I think I agree with you on both points. More-so the former point than the latter.
On the former, I do think they’ve lost the product/customer narrative in the last couple years and I think it’ll take another WWDC and another iOS update for them to find their way. They’re just now re-focusing on both iPad hardware AND software. For a few years (mid 2010s?) they doled out a few hardware updates that moved the needle moderately but the software didn’t (and you can argue still doesn’t to the fullest extent) take advantage of iPad to provide the functionality leaps it needs to have a compelling narrative. We’re just now in the past year or two starting to see the narrative develop with iPad Pro, Pencil, and iOS 11/12. A similar strong narrative probably needs to develop for the lower end iPads though I’m sure they’ll continue to sell simply because everyone else in the market is either asleep or incapable.
On the latter point, I agree with the spirit and I love how you phrased it. However, I’m not actually sure how much it matters in this case. I’m not completely convinced it matters to the extent you seem to think it does. I think the supply chain optimization is fine and the whole point is that it’s not crazy different from last-year’s iPad but it’s a lower price point and meaningfully more capable (think schools buying in bulk, etc). It would be nice if they FOCUSED on the lower end but that has never been Apple’s style and they are very very deliberate about what things they choose to focus on. It’s both the greatest strength of the company and one of the weaknesses - two sides of the same coin as things tend to be.
Wow, this really resonates with me. For a while now it has felt like Apple has based everything on price points instead of usability/purpose. And you're right, that's something that I expect "Dell" to do; "all of these things are exactly, slightly different in ways that you probably can't tell".
A ruggedized iPad mini is a great example of a differentiation that I can get behind and use. Right now, if I had to purchase a new iPad for my Mother I'm not sure which one I would get, and it almost wouldn't matter. Almost.

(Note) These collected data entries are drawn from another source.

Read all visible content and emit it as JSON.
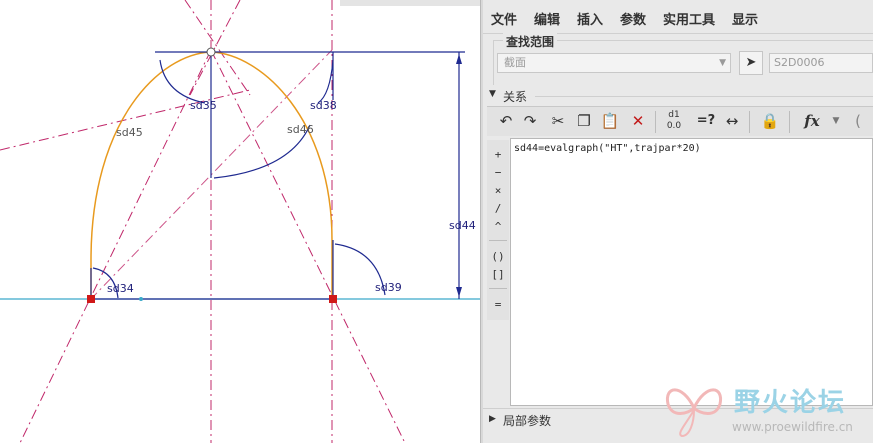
{
  "sketch": {
    "dimensions": [
      "sd35",
      "sd38",
      "sd45",
      "sd46",
      "sd44",
      "sd34",
      "sd39"
    ]
  },
  "menubar": {
    "items": [
      "文件",
      "编辑",
      "插入",
      "参数",
      "实用工具",
      "显示"
    ]
  },
  "scope": {
    "title": "查找范围",
    "select_value": "截面",
    "id_value": "S2D0006"
  },
  "relations": {
    "header": "关系",
    "expression": "sd44=evalgraph(\"HT\",trajpar*20)"
  },
  "toolbar": {
    "icons": [
      "undo-icon",
      "redo-icon",
      "cut-icon",
      "copy-icon",
      "paste-icon",
      "delete-icon",
      "evaluate-icon",
      "verify-icon",
      "measure-icon",
      "lock-icon",
      "function-icon"
    ],
    "verify_label": "=?"
  },
  "operators": [
    "+",
    "−",
    "×",
    "/",
    "^",
    "()",
    "[]",
    "="
  ],
  "local_params": {
    "label": "局部参数"
  },
  "watermark": {
    "title": "野火论坛",
    "url": "www.proewildfire.cn"
  },
  "colors": {
    "curve": "#e89a1e",
    "dimension": "#1f2a90",
    "centerline": "#c0286a",
    "baseline": "#3aa9c9",
    "constraint_marker": "#d01818"
  }
}
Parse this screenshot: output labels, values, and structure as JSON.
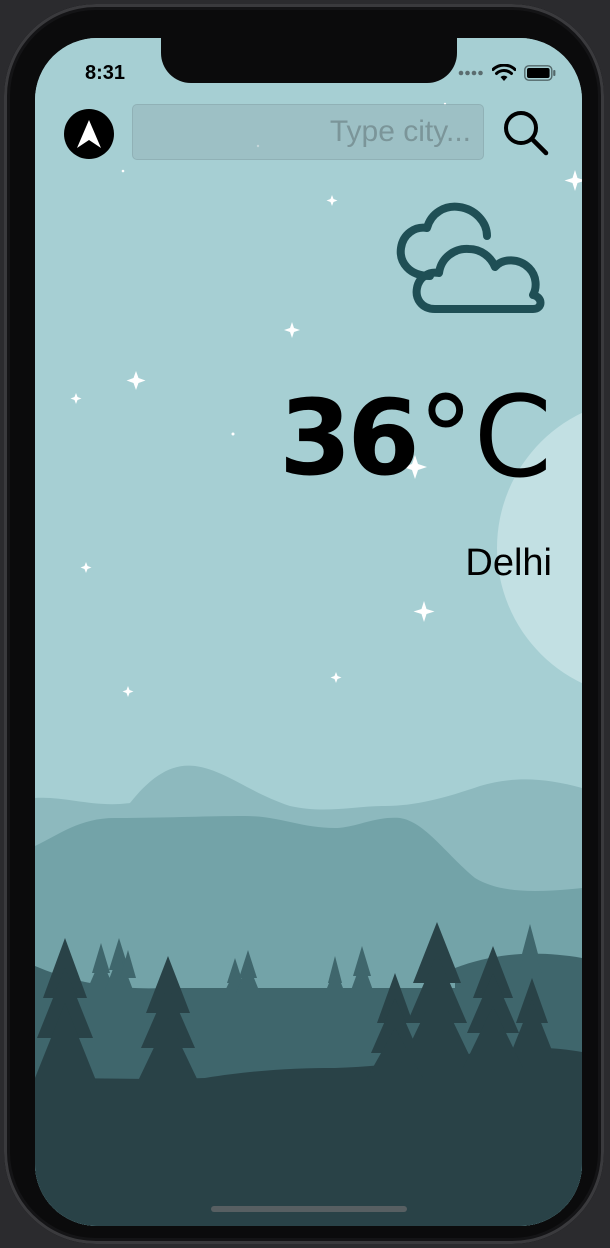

But I'm not 100% positive which would be the best value+performance+portability+convenience combination. If there were "only" 3 the decision would be much easier. Heck, I could even tell her to "go to the Apple store at the mall and tell them you want the iPad Active (or whatever)". At this point I don't think I could guide her even if I was on the phone with her while she was standing in the Apple store surrounded by iPads. :(
One thing I think it’s important to remember is that Apple today isn’t the same small, quirky company it was in 2007 when the iPhone came out.
It’s now one of the largest companies on the planet with a global customer base of over a billion people in hundreds of countries. They need to run a different strategy and they need to have more product choice at different price points. I think they’re navigating it the best they can - and obviously no business is without mistakes. They will make mistakes (iPhone 5C) and that’s OK.
However, trying to pattern match Apple’s decisions from the 90s and comparing them to decisions today is just poor thinking imo. That’s what people in this thread (not you @tolmasky, I’m just on a tangent now) seem to be trying to do. The Ballmer comparisons are poor as well, imo.